After, she’s quiet for a moment. Then she looks up.
“You doing okay over there?”
She turns and crawls back up the bed, lowers herself down against him, resting her head on his thigh, and looks at me from there. Like she’s been sleeping in this bed for years.
She gets dressed.
She pays me no attention now. The part she wanted is over, and I’ve gone back to being furniture, a detail of a room she’s leaving. She checks her phone. She fixes her hair in my mirror, the one I look into every morning, and she does it like I’m not in it.
He’s at peace, already half asleep. He doesn’t walk her out. She doesn’t expect him to. That’s between them, some understanding they have that doesn’t include me.
At the door she pauses.
“Same night next week,” she says. “And don’t touch my man until I give you permission.”
It isn’t a question.
I nod anyway.
She’s gone before she sees it, which is fine, because the nod wasn’t for her. It was for me.
The house goes quiet the way it only does when the person who runs it has left. I stay in the chair. My hand is still in my lap. The room smells like them now and he’s sleeping in the middle of it and I’m the one awake in the corner. Where I belong. Where some part of me went looking long before he ever said her name.

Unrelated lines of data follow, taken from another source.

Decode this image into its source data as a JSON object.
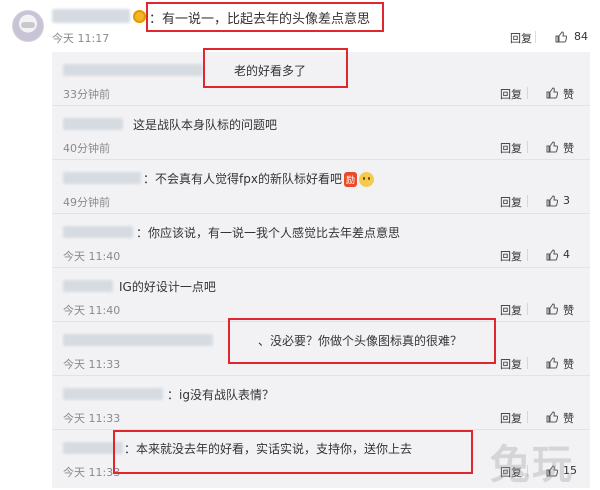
{
  "top": {
    "text": "：有一说一，比起去年的头像差点意思",
    "timestamp": "今天 11:17",
    "reply_label": "回复",
    "like_count": "84"
  },
  "replies": [
    {
      "text": "老的好看多了",
      "time": "33分钟前",
      "reply_label": "回复",
      "like_label": "赞"
    },
    {
      "text": "这是战队本身队标的问题吧",
      "time": "40分钟前",
      "reply_label": "回复",
      "like_label": "赞"
    },
    {
      "text": "：不会真有人觉得fpx的新队标好看吧",
      "emoji_li": "励",
      "time": "49分钟前",
      "reply_label": "回复",
      "like_label": "3"
    },
    {
      "text": "：你应该说，有一说一我个人感觉比去年差点意思",
      "time": "今天 11:40",
      "reply_label": "回复",
      "like_label": "4"
    },
    {
      "text": "IG的好设计一点吧",
      "time": "今天 11:40",
      "reply_label": "回复",
      "like_label": "赞"
    },
    {
      "text": "、没必要？你做个头像图标真的很难？",
      "time": "今天 11:33",
      "reply_label": "回复",
      "like_label": "赞"
    },
    {
      "text": "：ig没有战队表情？",
      "time": "今天 11:33",
      "reply_label": "回复",
      "like_label": "赞"
    },
    {
      "text": "：本来就没去年的好看，实话实说，支持你，送你上去",
      "time": "今天 11:33",
      "reply_label": "回复",
      "like_label": "15"
    }
  ],
  "watermark": "兔玩",
  "colors": {
    "highlight": "#e0272d",
    "reply_bg": "#f2f2f5"
  }
}
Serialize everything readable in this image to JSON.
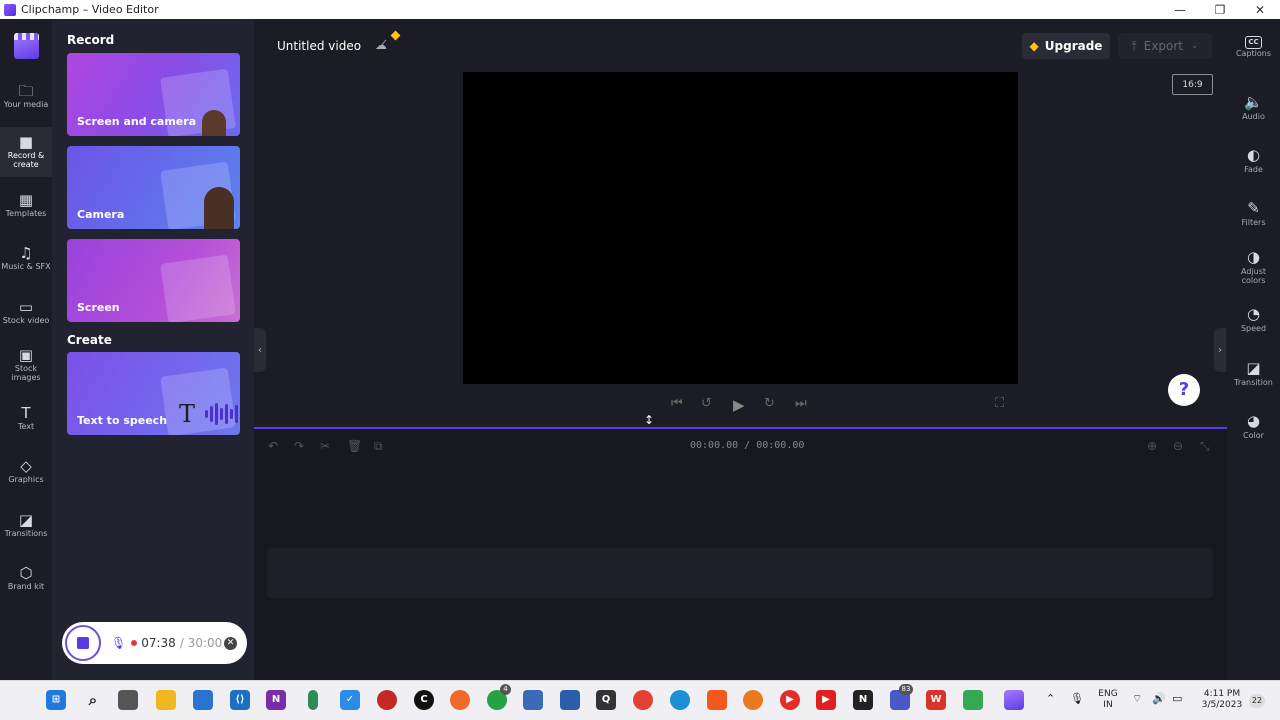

I used to think the worst thing she could do was take him.
But she didn’t take him.
She just showed me where I’d been sitting the whole time, and pointed at the chair, and waited.
And I sat down so fast it was almost funny.
Next week, I’ll be in this chair again.
I already know I will.
—Sloan



The psychological layers, the control, the way she’s both architect and victim of her own fantasy... Beautifully written.